Friday, July 13, 2012

From Love Canal to Lovers Lane

Guest at the Comstock Park Rotary meeting Thursday was Jeff Lippert with the Environmental Protection Agency's Emergency Response Team.  The Environmental Protection Agency, (EPA) was created after the New York Love Canal inccident.  The canal had been used as a Municipal and Industrial chemical dumping site that created all types of illnesses and birth defect when a housing development was built over top of the dumping grounds.  The EPA was created and has been active cleaning up contaminated sites across the country.  That brought Jeff and the EPA to Lovers Lane in Comstock Park where over 5,000 car battery casings were uncovered that contaminated the ground as well as drinking water.

Tuesday, the EPA released the following statement:

(July 11, 2012, Chicago) The U.S. Environmental Protection Agency has finished removing lead-contaminated soil and battery casings from a house located on Lovers Lane in rural Plainfield Township, Kent County, Michigan.
EPA closed two drinking wells, laid plastic sheeting underneath the home’s crawl space, and placed grass seed, fertilizer, and hay on new, clean soil. EPA also replaced shrubs, trees, and plants that were uprooted.
EPA's cleanup came in response to a request from the Michigan Department of Environmental Quality. In December 2011, EPA conducted a site study and documented that battery casings were present throughout the property.
For information, please contact Dave Novak, EPA community involvement coordinator, at 312-802-0680.

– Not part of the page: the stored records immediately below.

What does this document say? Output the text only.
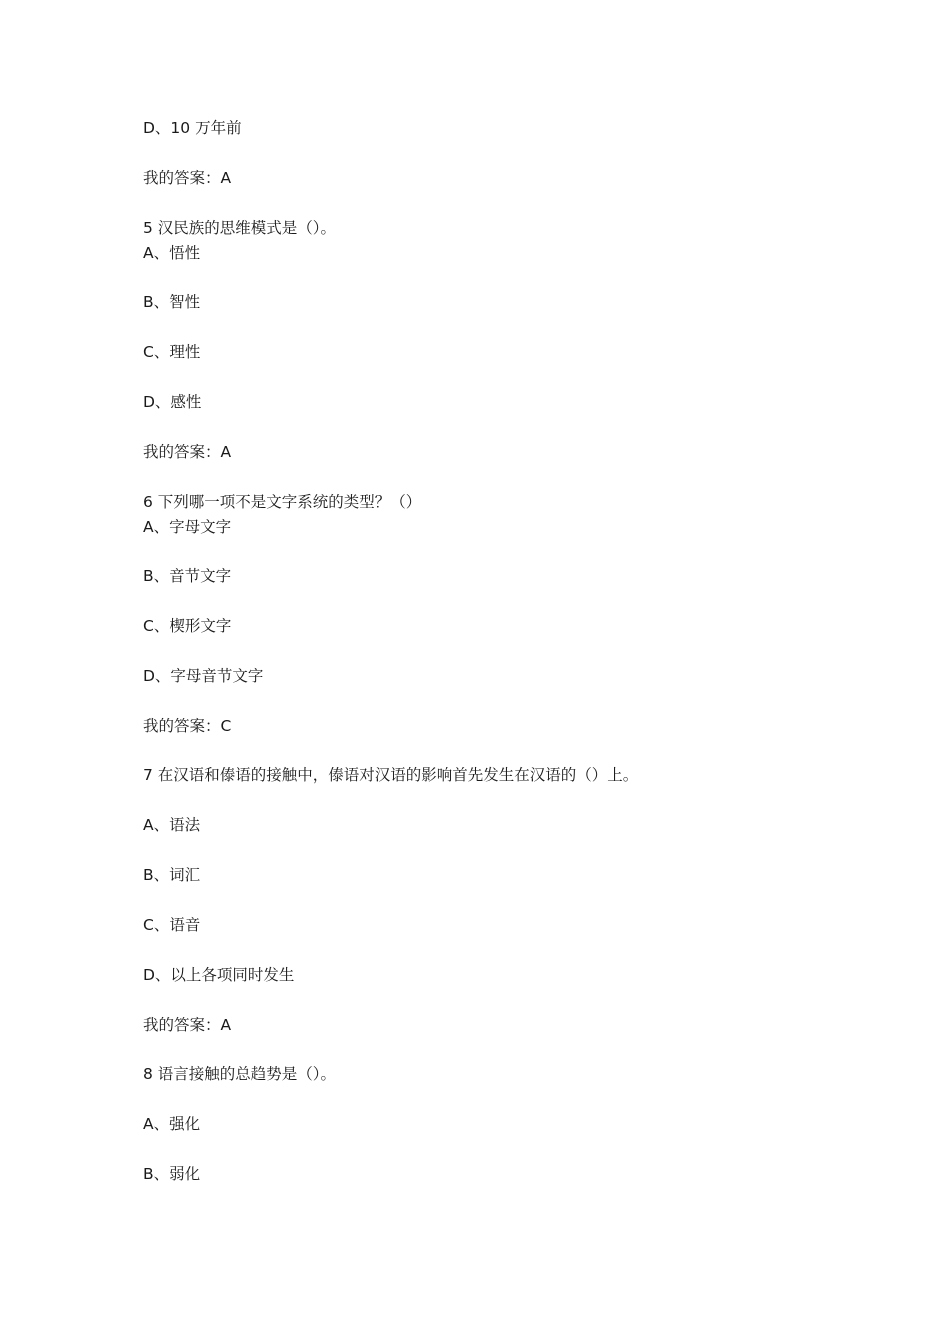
D、10 万年前
我的答案：A
5 汉民族的思维模式是（）。
A、悟性
B、智性
C、理性
D、感性
我的答案：A
6 下列哪一项不是文字系统的类型？（）
A、字母文字
B、音节文字
C、楔形文字
D、字母音节文字
我的答案：C
7 在汉语和傣语的接触中，傣语对汉语的影响首先发生在汉语的（）上。
A、语法
B、词汇
C、语音
D、以上各项同时发生
我的答案：A
8 语言接触的总趋势是（）。
A、强化
B、弱化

The Comstock Park Rotary was pleased Jeff Lippert was willing and able to come to their meeting and to inform the members about the good work this federal agency does.

In other Rotary business, Alex Arends, Alpine Township Supervisor, was sworn in as the new President of the Comstock Park Rotary.  Alex replaces Dick Woodward, Pastor of Comstock Park Congregational Church, whose term expired.